The officers in the courtyard of the palace rush to the coach as it draws up at the Pavillon de Flore: one of them succeeds in opening the carriage door. The Emperor is literally torn out of the carriage, carried to the vestibule, where more officers seize him, raise him from the crowd, bear him along, hoisted upon their shoulders, up the monumental staircase.
Their enthusiasm is akin to delirium: they nearly tear their hero to pieces in their wild, mad, frantic welcome.
"In Heaven's name, protect his person," exclaims the Duc de Vicence anxiously; and he and Lavalette manage to get hold of the banisters and by dint of fighting and pushing succeed in walking backwards step by step in front of the Emperor, thus making a way for him.
Lavalette can hardly believe his eyes, and the Duc de Vicence keeps murmuring: "It is the Emperor! It is the Emperor!"
And he—the little stout man in green cloth coat and white breeches—walks up the steps of his reconquered palace like a man in a dream: his eyes are fixed apparently on nothing, he makes no movement to keep his too enthusiastic friends away: the smile upon his lips is meaningless and fixed.
"Vive l'Empereur!" vociferates the crowd.
Vive l'Empereur for one hundred days: a few weeks of joy, a few weeks of anxiety, a few weeks of indecision, of wavering and of doubt. Then defeat more irrevocable than before! exile more distant! despair more complete.
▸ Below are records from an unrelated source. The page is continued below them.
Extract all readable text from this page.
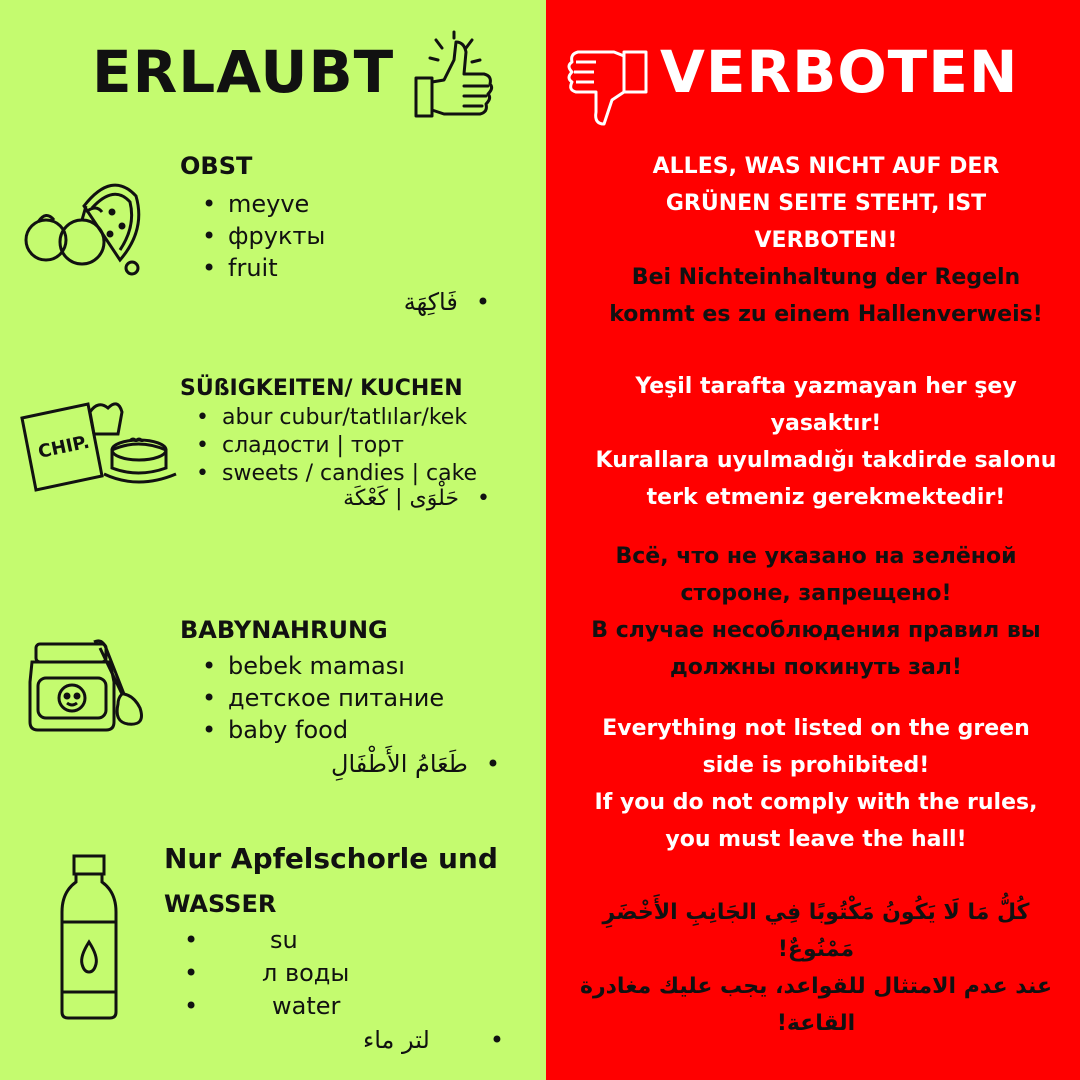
ERLAUBT
OBST
• meyve
• фрукты
• fruit
•فَاكِهَة
CHIP.
SÜßIGKEITEN/ KUCHEN
• abur cubur/tatlılar/kek
• сладости | торт
• sweets / candies | cake
•حَلْوَى | كَعْكَة
BABYNAHRUNG
• bebek maması
• детское питание
• baby food
•طَعَامُ الأَطْفَالِ
Nur Apfelschorle und
WASSER
•	su
•	л воды
•	water
•لتر ماء
VERBOTEN
ALLES, WAS NICHT AUF DER
GRÜNEN SEITE STEHT, IST
VERBOTEN!
Bei Nichteinhaltung der Regeln
kommt es zu einem Hallenverweis!
Yeşil tarafta yazmayan her şey
yasaktır!
Kurallara uyulmadığı takdirde salonu
terk etmeniz gerekmektedir!
Всё, что не указано на зелёной
стороне, запрещено!
В случае несоблюдения правил вы
должны покинуть зал!
Everything not listed on the green
side is prohibited!
If you do not comply with the rules,
you must leave the hall!
كُلُّ مَا لَا يَكُونُ مَكْتُوبًا فِي الجَانِبِ الأَخْضَرِ
مَمْنُوعٌ!
عند عدم الامتثال للقواعد، يجب عليك مغادرة
القاعة!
Vive l'Empereur while we shout with excitement, while we remember the disappointments of the past year, while we hope for better things from a hand that has lost its cunning, a mind that has lost its power.
Vive l'Empereur! Let him live for an hundred days, while we forget our enthusiasm and Europe prepares its final crushing blow. Let him live until we remember once again the horrors of war, the misery, the famine, the devastated homes! until once more we see the maimed and crippled crawling back wearily from the fields of glory, until our ears ring with the wails of widows and the cries of the fatherless.
Then let him no longer live, for he it is who has brought this misery on us through his will and through his ambition, and France has suffered so much from the aftermath of glory, that all she wants now is rest.